Purification and kinetic mechanism of S-adenosylmethionine: myelin basic protein methyltransferase from bovine brain.

The enzyme S-adenosylmethionine (AdoMet): myelin basic protein (MBP) methyltransferase was purified 250-fold from bovine brain with an overall yield of 130%, relative to crude supernatant. The purification involves acid-base and (NH4)2SO4 precipitation, chromatography over Sephadex G-100 and DEAE-cellulose, followed by preparative isoelectric focusing. The enzyme has a pI of 5.60 +/- 0.05, and the Mr is estimated to be between 71,000 (from SDS/polyacrylamide-gel electrophoresis) and 74,500 (from gel filtration). The enzyme is stable at 37 degrees C for over 2 h, is stable frozen and does not require metal ions or reductants. The enzyme shows a high specificity for MBP and does not accept polyarginine as a substrate; F1 histone is methylated at 37% of the rate of MBP. Methylation occurs on an arginine residue in a single h.p.l.c.-resolvable peptide from the tryptic cleavage of MBP. Simple saturation kinetics are observed with respect to both substrates, with Km values of 18 microM and 32 microM for MBP and AdoMet respectively. The simplest kinetic mechanism that is consistent with the data requires ordered rapid-equilibrium binding, with AdoMet as the first substrate. The enzyme isolated in this work is different, both physically and kinetically, from the histone-specific arginine methyltransferases described by other workers. A new, simple, assay system for the methylation of MBP is described.

Mechanism of the interaction between myelin basic protein and the myelin membrane; the role of arginine methylation.
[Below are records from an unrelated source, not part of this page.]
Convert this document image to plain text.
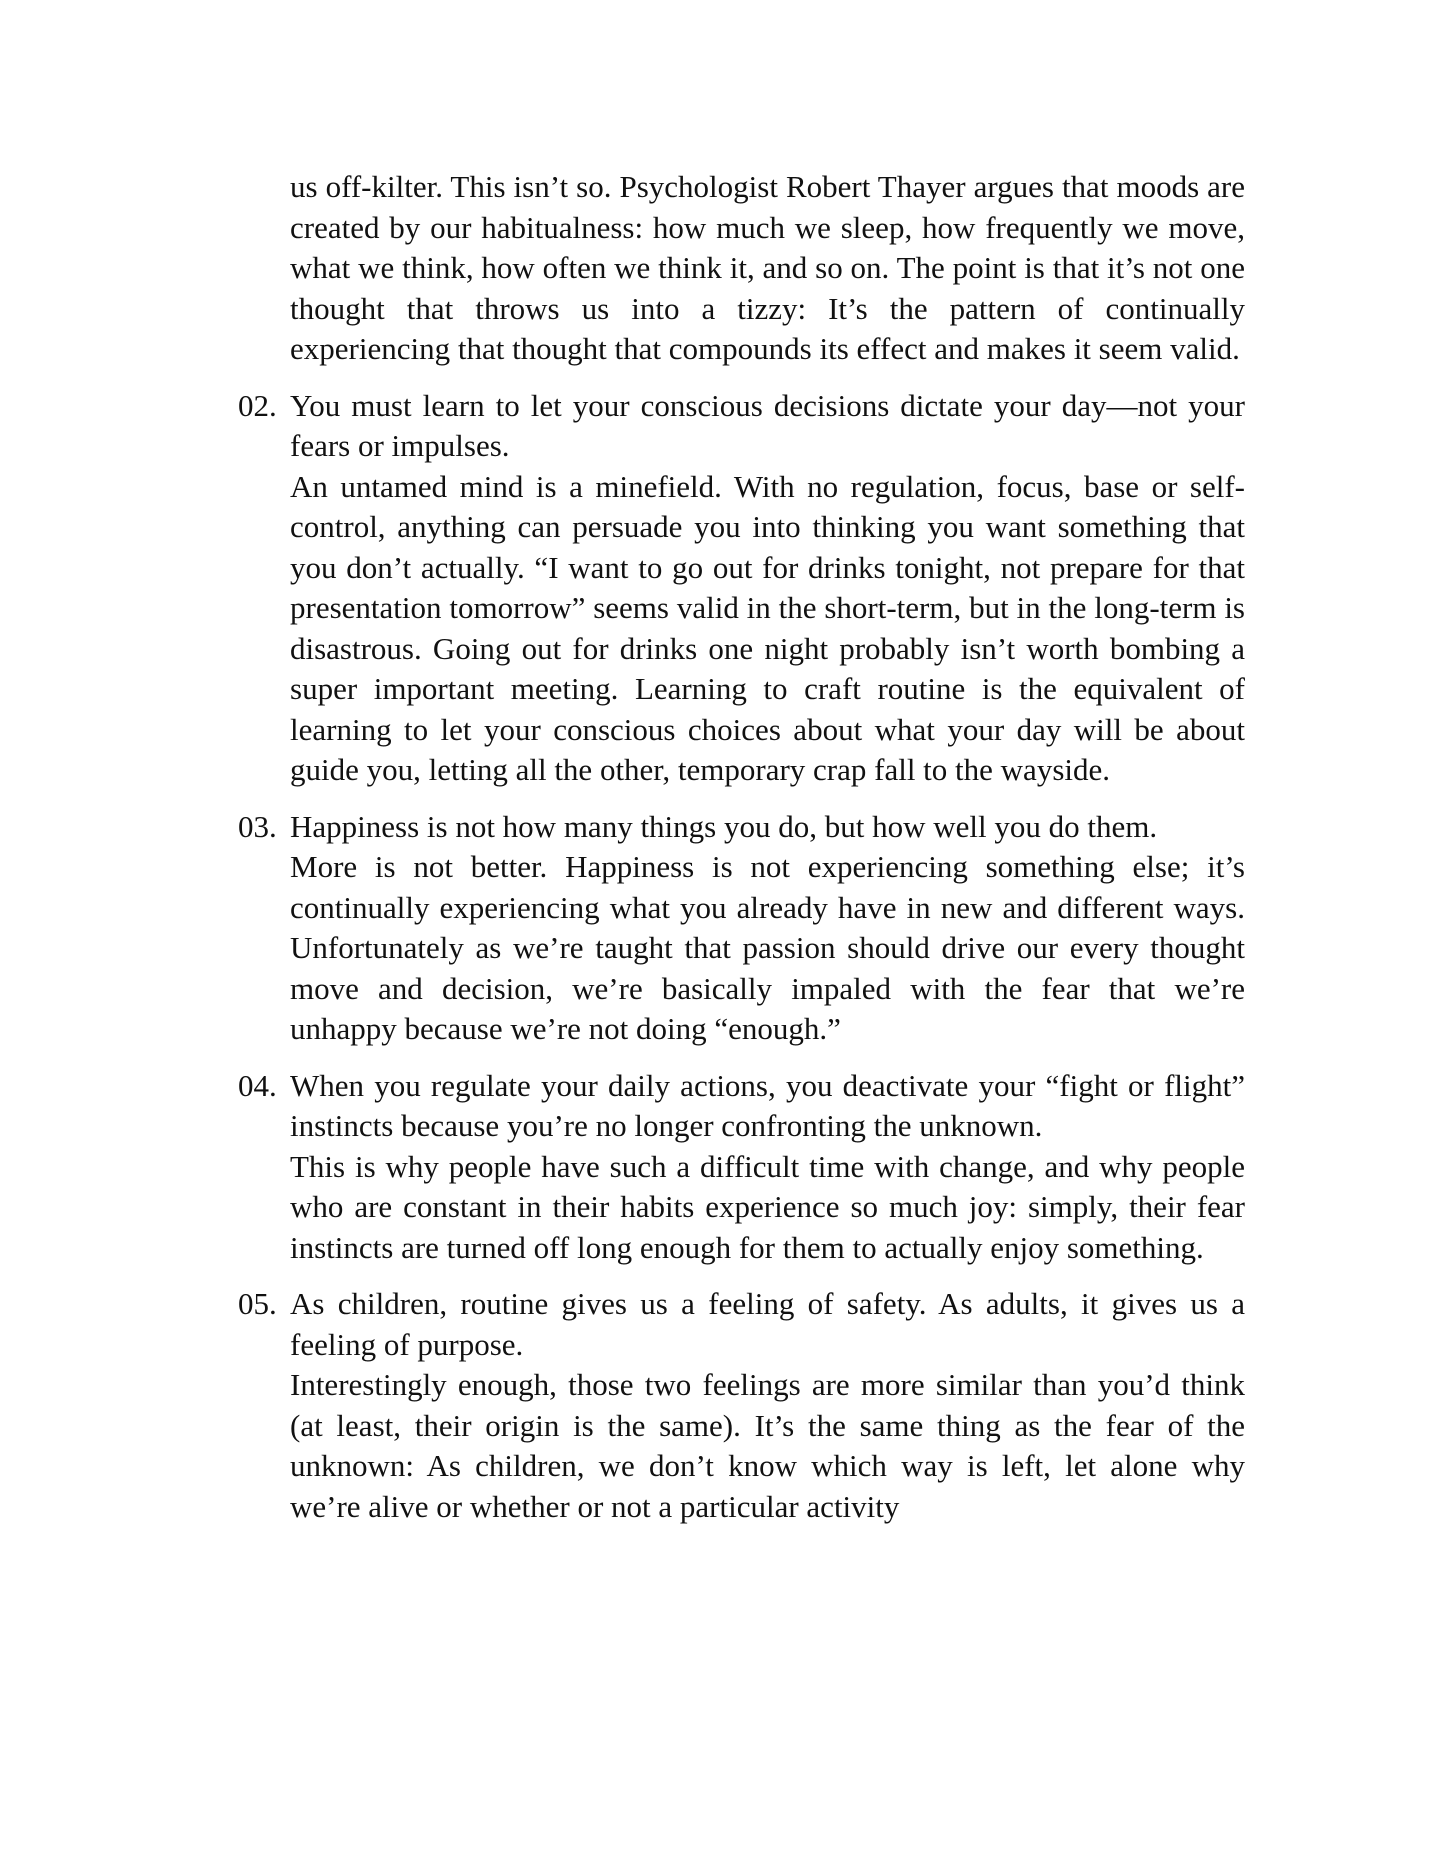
us off-kilter. This isn’t so. Psychologist Robert Thayer argues that moods are created by our habitualness: how much we sleep, how frequently we move, what we think, how often we think it, and so on. The point is that it’s not one thought that throws us into a tizzy: It’s the pattern of continually experiencing that thought that compounds its effect and makes it seem valid.

02. You must learn to let your conscious decisions dictate your day—not your fears or impulses.

An untamed mind is a minefield. With no regulation, focus, base or self-control, anything can persuade you into thinking you want something that you don’t actually. “I want to go out for drinks tonight, not prepare for that presentation tomorrow” seems valid in the short-term, but in the long-term is disastrous. Going out for drinks one night probably isn’t worth bombing a super important meeting. Learning to craft routine is the equivalent of learning to let your conscious choices about what your day will be about guide you, letting all the other, temporary crap fall to the wayside.

03. Happiness is not how many things you do, but how well you do them.

More is not better. Happiness is not experiencing something else; it’s continually experiencing what you already have in new and different ways. Unfortunately as we’re taught that passion should drive our every thought move and decision, we’re basically impaled with the fear that we’re unhappy because we’re not doing “enough.”

04. When you regulate your daily actions, you deactivate your “fight or flight” instincts because you’re no longer confronting the unknown.

This is why people have such a difficult time with change, and why people who are constant in their habits experience so much joy: simply, their fear instincts are turned off long enough for them to actually enjoy something.

05. As children, routine gives us a feeling of safety. As adults, it gives us a feeling of purpose.

Interestingly enough, those two feelings are more similar than you’d think (at least, their origin is the same). It’s the same thing as the fear of the unknown: As children, we don’t know which way is left, let alone why we’re alive or whether or not a particular activity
The addition of solutions of bovine myelin basic protein to suspensions of unilamellar vesicles prepared from whole myelin suspensions results in the rapid equilibrium association of the vesicles into dimers, followed by time-dependent aggregation reactions. Other cationic proteins also induce the dimerization of the vesicles and equilibrium constants for dimer formation are obtained for bovine myelin basic protein, lysozyme, polyhistidine and myelin basic protein from carp, which differs from the bovine protein in that it contains no methylarginine residues. The bovine protein is more efficient at inducing dimer formation than the carp protein by approximately 0.93 kcal/mole; the carp protein is approximately as effective as the other cationic proteins examined. Complete methylation of the bovine MBP by AdoMet:MBP methyltransferase increases the interaction between MBP and the membrane by approximately 0.13 kcal/mole, consistent with the suggestion that a large portion of the free energy difference between the carp and bovine proteins arises from favorable interactions involving the methylarginine residues.
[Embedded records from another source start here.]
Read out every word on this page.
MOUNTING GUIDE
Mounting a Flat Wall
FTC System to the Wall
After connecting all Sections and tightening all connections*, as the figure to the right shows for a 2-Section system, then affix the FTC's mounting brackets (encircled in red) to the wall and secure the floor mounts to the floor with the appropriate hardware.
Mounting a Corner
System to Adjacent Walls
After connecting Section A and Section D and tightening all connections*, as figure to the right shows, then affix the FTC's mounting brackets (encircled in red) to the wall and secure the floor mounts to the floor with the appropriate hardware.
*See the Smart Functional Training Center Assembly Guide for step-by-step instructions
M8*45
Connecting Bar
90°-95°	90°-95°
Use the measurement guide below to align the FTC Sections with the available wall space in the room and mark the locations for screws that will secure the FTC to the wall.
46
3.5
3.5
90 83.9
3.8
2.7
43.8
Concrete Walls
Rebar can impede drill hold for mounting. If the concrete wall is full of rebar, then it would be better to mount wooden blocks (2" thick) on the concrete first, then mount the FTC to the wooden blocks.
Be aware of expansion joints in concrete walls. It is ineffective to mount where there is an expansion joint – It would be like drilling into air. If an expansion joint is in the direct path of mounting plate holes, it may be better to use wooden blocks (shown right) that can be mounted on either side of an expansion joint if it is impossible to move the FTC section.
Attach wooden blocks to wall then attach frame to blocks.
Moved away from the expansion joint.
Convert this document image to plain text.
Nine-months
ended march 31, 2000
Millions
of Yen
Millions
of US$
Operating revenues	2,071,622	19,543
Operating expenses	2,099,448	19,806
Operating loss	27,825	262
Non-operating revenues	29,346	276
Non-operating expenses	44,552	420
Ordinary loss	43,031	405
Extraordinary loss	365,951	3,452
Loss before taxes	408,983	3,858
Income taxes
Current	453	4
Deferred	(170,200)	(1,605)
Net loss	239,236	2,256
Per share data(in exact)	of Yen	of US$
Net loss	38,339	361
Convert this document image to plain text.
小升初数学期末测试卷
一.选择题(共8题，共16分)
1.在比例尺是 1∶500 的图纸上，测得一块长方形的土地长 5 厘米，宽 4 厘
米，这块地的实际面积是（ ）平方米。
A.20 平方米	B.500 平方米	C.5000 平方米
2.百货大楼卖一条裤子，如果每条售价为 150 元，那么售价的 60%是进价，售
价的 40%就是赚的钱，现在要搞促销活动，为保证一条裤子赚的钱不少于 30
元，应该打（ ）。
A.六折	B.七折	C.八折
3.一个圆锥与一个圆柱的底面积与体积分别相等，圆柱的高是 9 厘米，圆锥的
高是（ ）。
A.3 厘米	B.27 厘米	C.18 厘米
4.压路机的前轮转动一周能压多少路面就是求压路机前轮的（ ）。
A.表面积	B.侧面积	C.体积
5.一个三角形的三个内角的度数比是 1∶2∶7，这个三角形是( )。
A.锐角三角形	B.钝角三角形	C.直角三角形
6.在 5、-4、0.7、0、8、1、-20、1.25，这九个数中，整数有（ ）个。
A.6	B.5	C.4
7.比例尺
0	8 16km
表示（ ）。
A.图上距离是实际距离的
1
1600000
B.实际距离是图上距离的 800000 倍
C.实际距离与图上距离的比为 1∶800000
Time dependence of the methylation of myelin basic protein from bovine brain; evidence for protein-methylarginine demethylation.
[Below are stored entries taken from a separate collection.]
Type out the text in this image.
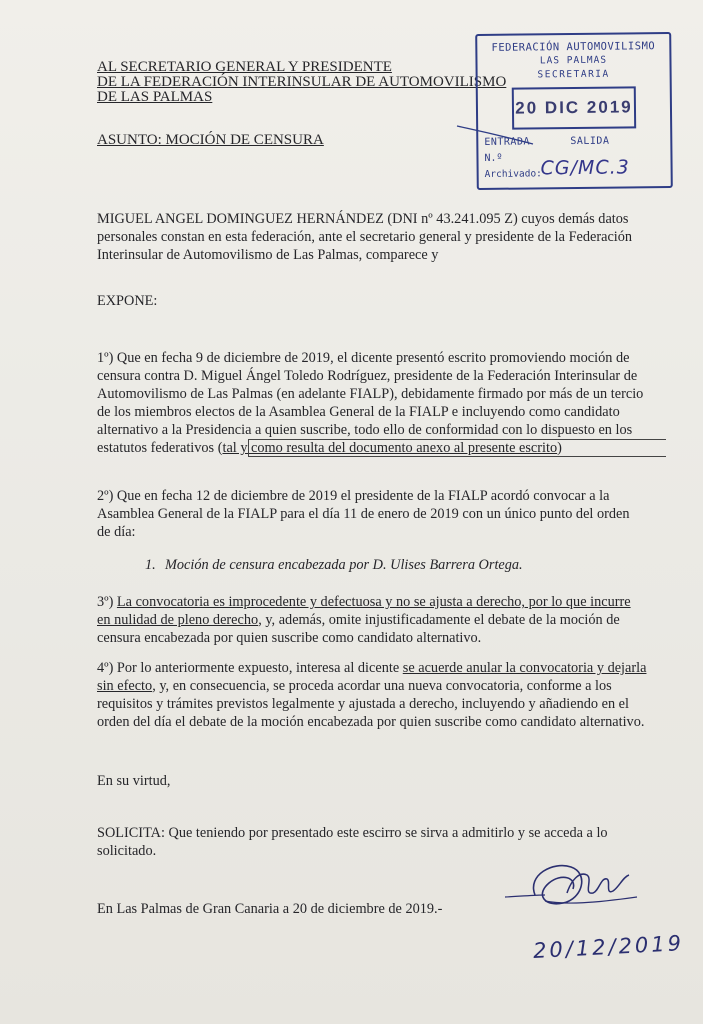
AL SECRETARIO GENERAL Y PRESIDENTE
DE LA FEDERACIÓN INTERINSULAR DE AUTOMOVILISMO
DE LAS PALMAS
ASUNTO: MOCIÓN DE CENSURA
FEDERACIÓN AUTOMOVILISMO
LAS PALMAS
SECRETARIA
20 DIC 2019
ENTRADA	SALIDA
N.º
Archivado:
CG/MC.3
MIGUEL ANGEL DOMINGUEZ HERNÁNDEZ (DNI nº 43.241.095 Z) cuyos demás datos
personales constan en esta federación, ante el secretario general y presidente de la Federación
Interinsular de Automovilismo de Las Palmas, comparece y
EXPONE:
1º) Que en fecha 9 de diciembre de 2019, el dicente presentó escrito promoviendo moción de
censura contra D. Miguel Ángel Toledo Rodríguez, presidente de la Federación Interinsular de
Automovilismo de Las Palmas (en adelante FIALP), debidamente firmado por más de un tercio
de los miembros electos de la Asamblea General de la FIALP e incluyendo como candidato
alternativo a la Presidencia a quien suscribe, todo ello de conformidad con lo dispuesto en los
estatutos federativos (tal y como resulta del documento anexo al presente escrito)
2º) Que en fecha 12 de diciembre de 2019 el presidente de la FIALP acordó convocar a la
Asamblea General de la FIALP para el día 11 de enero de 2019 con un único punto del orden
de día:
1. Moción de censura encabezada por D. Ulises Barrera Ortega.
3º) La convocatoria es improcedente y defectuosa y no se ajusta a derecho, por lo que incurre
en nulidad de pleno derecho, y, además, omite injustificadamente el debate de la moción de
censura encabezada por quien suscribe como candidato alternativo.
4º) Por lo anteriormente expuesto, interesa al dicente se acuerde anular la convocatoria y dejarla
sin efecto, y, en consecuencia, se proceda acordar una nueva convocatoria, conforme a los
requisitos y trámites previstos legalmente y ajustada a derecho, incluyendo y añadiendo en el
orden del día el debate de la moción encabezada por quien suscribe como candidato alternativo.
En su virtud,
SOLICITA: Que teniendo por presentado este escirro se sirva a admitirlo y se acceda a lo
solicitado.
En Las Palmas de Gran Canaria a 20 de diciembre de 2019.-
20/12/2019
In the presence of excess S-adenosylmethionine (AdoMet), the extent of methylation of myelin basic protein (MBP) by partially purified AdoMet:MBP methyltransferase is a non-linear function of time, reaching a limiting value as available MBP is depleted and then decreasing monotonically. This decrease is not caused by proteolytic cleavage of MBP nor by effects related to substrate or product instability under the incubation conditions and is not observed in heat-inactivated samples. S-Adenosylhomocysteine is not required for the demethylation to occur, and with purified enzyme, the decrease is not observed. The data strongly suggest that the decrease in methyl content represents an enzyme-catalyzed demethylation reaction. This would represent the first report of an enzyme which catalyzes protein-methylarginine demethylation.